Deducation to do with knowledge and belief

Knowledge and belief are fairly intractable subjects. Nevertheless, we can give some properties that we believe knowledge and belief have, and deduce from that.

First, any statement about the world can be known or believed (or both, or neither). In addition, if A is something that can be known or believed, then so can the statements ‘I believe A’ and ‘I know A’. That is, it’s possible to have beliefs about your knowledge, or knowledge about your beliefs, etc.

Knowledge ought to be stronger than belief. In particular, if you know something you should also belief it. I cannot sensibly know that apples grow on trees but not believe it. If I don’t believe it, it is because I don’t know for sure.

Whilst ‘doublethink‘ is perfectly possible in reality, it is not a property of a good belief system. It is fair to assume that if you believe something, you do not believe the opposite to it.

If somebody asks you whether you know a statement is true or not, you’re aware if you don’t know, and can tell the person that. You know your ignorance. That is, if you don’t know something, you know you don’t know it.

And finally, the tightest coupling between believe and knowledge comes from the idea that if you believe something, you believe you know it. Let us give an example. I know that apples grow on trees. I also believe that it would be odd for something to both grow on trees and be an animal. Thus, I conclude in my head that I believe apples are not an animal. But I feel my believes are fairly secure, so although I don’t know apples are not animals, I believe I know it.

There are other rules one might want to add. For instance, it might be that knowledge is such a strong condition that it is impossible to know something that is false. Others are to do with you knowing what you believe, and others still to do with being able to deduce things from knowledge and believe of implications (as was done in the example to do with animals and apples). Nevertheless we do not need any more assumptions, so we stop here.

The four assumptions we have listed are enough to prove that if one believes something, then they know it. As one of the assumptions was that knowledge implies belief, together they imply that you believe something if and only if you know it. They are just two words for the same thing. It is possible to conclude different things from this, but I’d just say it implies our axioms do not model the system well. I feel it is the last statement – if you believe something, then you believe you know it. That is far too strong.
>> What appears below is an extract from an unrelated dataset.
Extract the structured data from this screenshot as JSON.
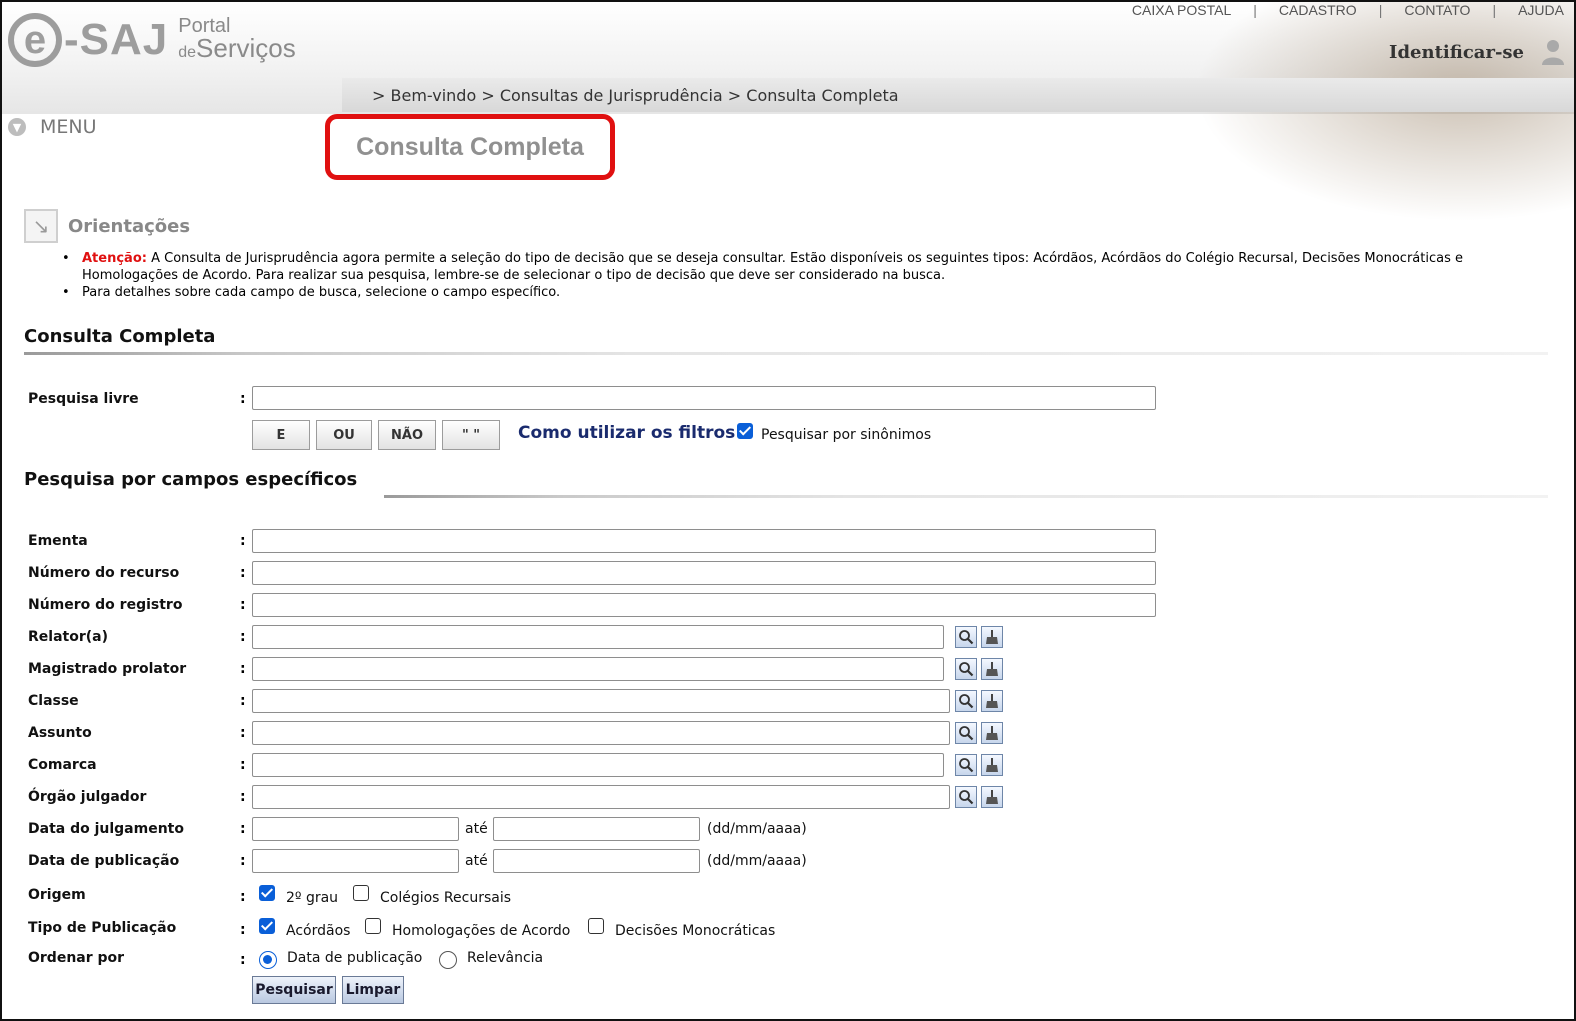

There are plenty of things I believe – for instance, the truth of certain mathematical conjectures – but I do not believe I know such things. (In fact, I know I do not know them.)

Let us write ¬ for ‘not’, K(A) for ‘I know A’, and B(A) for ‘I believe A’, where A is an arbitrary thing which can be believed and known. The axioms become, in the order they were introduced above:

  1. K(A) implies B(A)
  2. B(A) implies ¬B(¬A)
  3. ¬K(A) implies K(¬K(A))
  4. B(A) implies B(K(A))

Let us also assume the usual laws of logic, e.g. that A implies B is the same as ¬B implies ¬A.

Suppose you believe a statement S. That is, B(S). Then you believe you know it, so B(K(S)) – that is rule 3. But B(K(S)) implies ¬B(¬K(S)), where it is an application of rule 2 with the parameter A = K(S). That is, follows that one does not believe that one does not know S.

The contrapositive of rule 2 is that if you don’t believe something, then you don’t know it. Therefore ¬K(¬K(S)) follows. You don’t even know that you don’t know S. But the rule of knowing your own ignorance – rule 4 – implies that this means you know S. Therefore K(S).

Hence, if you believe something, then you know it.

As mentioned above, I feel axiom 4 is the problem. Nevertheless, if one were to change ‘belief’ and ‘knowledge’ to ‘conjecture’ and ‘formal proof/strong evidence’, to model mathematical or scientific reasoning, one sees that axiom 3 is problematic too. Just because there is a lack of evidence for something, doesn’t mean there is evidence that there is a lack of evidence for something.

One Response to Deducation to do with knowledge and belief

  1. Andrew says:

    Axiom 3 is more of problem. Consider a statement x which is false, where we believe we know x, but do not know x. If the reason we don’t know x is because x is false, but we believe x to be true (and believe this to be knowledge), then we aren’t able to know that we don’t know x.